Nobody owns his space, ladies and gentlemen, and no amount of proselytism and appropriation-resistance will alter the fact that personal reality is fiction. Sharing is messy, and judgment and exploitation are perhaps built into it, and degrees of success in marketing, that is to say, comparative numbers in ashrams, churches and mosques, or in social forums on the net, but that’s the nature of self: it’s designed to be expressed, not hoarded but shared. You cannot wake twice into the same identity.
When it all boils down, community may be nothing but the kindness of the audience, suspended disbelief. How can you be what you’re becoming? Perhaps kindness is the way society dreams. What the so-called ultra-right represents may be no more than slighted generosity, and we should hear the underpinnings of their utterances in that way, because we need their kindness.
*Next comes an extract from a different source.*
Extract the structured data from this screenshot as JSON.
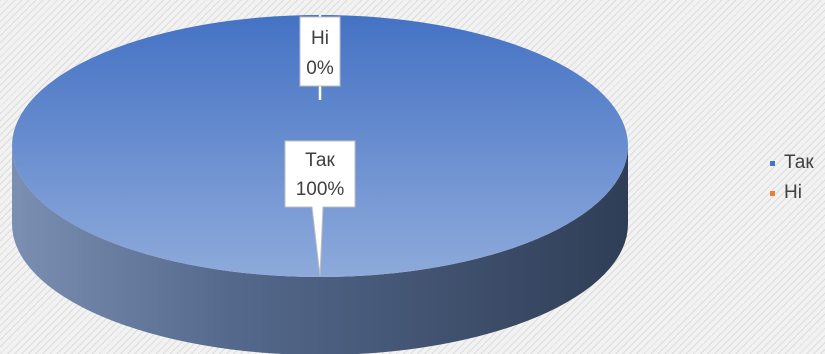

The North is a story, the location of mythology, the inching across the night sky of the primordial artefact known as the Zodiac. The South on the other hand, defying narrative, simply revolves. Reverse directions if you’re in the Northern Hemisphere, but my astrological focus is on Southern Hemisphere experience, because nobody else’s is.
It is by no means paradoxical that the most important attribute of the North is that it is opposite the South. Astrology is a system of symbols of human existence, and the upper (northern) Meridian, or Medium Coeli, where the stars, and approximately, the Sun, Moon and planets, culminate in their daily arcs, is given pride of place as the symbol of the conscious self. However, there is in each of us an awareness of the limitations of that waking, egoistic consciousness, which works in our body-consciousness as under-arching and over-riding necessities like eating and sleeping, and, I would argue, in our dream-consciousness as moral, spiritual or metaphysical questions, such as, “Am I responsible for what I’ve just done?” All of that deeper dimension of consciousness, and therefore any possibility of individuation, wholeness, or oneness, is symbolized by the Meridian, the direct, continuous connection of above and below, North and South.